Updated and featured in Vallarta Lifestyles Magazine, Winter/Spring 2011 issue.
Purchasing real estate in Mexico may appear to be a daunting venture. To help demystify the process, we’ve created this CliffsNotes-style, jargon-free guide. Providing an informative overview of this multi-dimensional topic, it includes answers to a number of the frequently asked questions that repeatedly come our way.
Yes, you should, whether you are buying or selling. The process is not as simple or straightforward as it is in the USA and Canada, and there are potential obstacles that a guide will help you navigate through (unless you speak Spanish, you’re at an immediate disadvantage). They also have access to marketing tools, such as the MLS, that sellers are not privy to.
AMPI, the Mexican real estate association, has three chapters in Puerto Vallarta that provide traditional real estate services and also ensure that realtors are behaving according to the highest professional standards. There is no mandatory licensing currently for realtors in Mexico; however, in Puerto Vallarta AMPI has stepped in to fulfill a similar role as best they can. More information regarding the local real estate association can be found at www.vallartanayaritmls.com.
There are few systems in the region providing MLS service, one of the first and the longest running in Mexico, comprising two systems, Multi-List Vallarta (for the resale market) and Multi-Dev Vallarta (for developers), can be found at www.mlsvallarta.com, www.mlsnayarit.com or www.vallartarealestateguide.com and on many real estate company websites. The real estate association AMPI also has an MLS system, which can be viewed at www.vallartanayaritmls.com.
Yes. Although the restricted zone specified in the Mexican Constitution prohibits a foreigner from acquiring direct ownership of land within 100 kilometers along the border or 50 kilometers along the coast, you can obtain all the rights of ownership in the restricted zone via a bank trust known as a fideicomiso. Since Vallarta lies within this zone, you need to use a trust here if you are not Mexican, but for all intents and purposes, it’s just like getting title.
Because of the restriction mentioned above, a buyer can request a Mexican bank of his choice to act as a trustee on his behalf. The fideicomiso (trust) can be established for a maximum term of 50 years and can be automatically renewed for another 50-year period. The title is transferable to any other party. The bank becomes the legal owner of the property for the exclusive use of the buyer/beneficiary, who has all the benefits of a direct owner.
There are a number of print publications. Two of the more popular one’s are the Vallarta Real Estate Guide (free distribution all over town) and Vallarta Lifestyles (hotel rooms, newsstands and advertising clients), or check online at www.mlsvallarta.com, www.mlsnayarit.com, www.vallartarealestateguide.com or www.virtualvallarta.com.
Whenever a real estate purchase takes place in Mexico, a number of additional closing costs are involved and should be taken into account. These can vary in amount and complexity, depending on the type of transaction and whether a trust is involved, and are determined by the notary office of your choice, along with the real estate agency handling the transaction.
Property taxes are very low compared to the USA and Canada; however, condos charge additional fees, such as homeowners’ association and master homeowners’ association charges.

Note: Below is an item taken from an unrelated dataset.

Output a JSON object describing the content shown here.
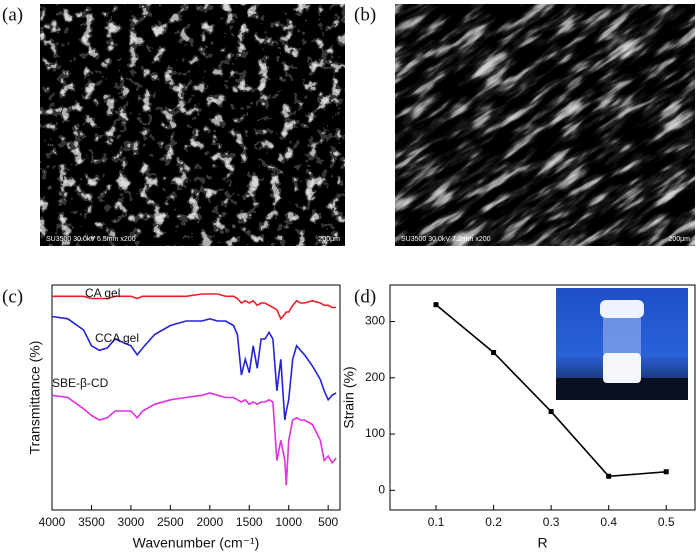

Utilities are reasonably priced, and household staff, such as maid, chef and butler, is extremely affordable.
Yes. This process is easier than ever, and interest rates are lower than in the past. Many banks currently have English-speaking divisions, and many realtors are bilingual. Established realtors often have their own mortgage broker who can pre-qualify purchasers.
The HOA is responsible for maintaining and administering the common areas of any project or development. They collect maintenance fees from the owners, provide reserve funds, pay the bills and work with a board made up of homeowners. A well-run association can keep your costs down, but it’s a good idea to find out how it’s functioning in any property you may be interested in. This is something that is too often overlooked when prospective purchasers are considering a property.
What the condo fee covers varies from project to project, so research thoroughly before purchasing to find out exactly what the fees include.
When purchasing a re-sale property, you know exactly what you’re getting; however, if it’s an older home or condo, it may require maintenance or upgrading or may be missing the stylish amenities a new unit may offer. Pre-sale purchases often involve purchasing over floor plans, models and artist renditions, which may leave some aspects up for contention later. Sometimes, though, it turns out even better than the buyer expected, but not always! Also, in challenging economic times, a developer may cut back on quality of finishing, in order to save money. But with a pre-sale property, you get the advantages of sometimes better pricing and stylish, new amenities. And it’s new, so serious maintenance should not be needed for some time.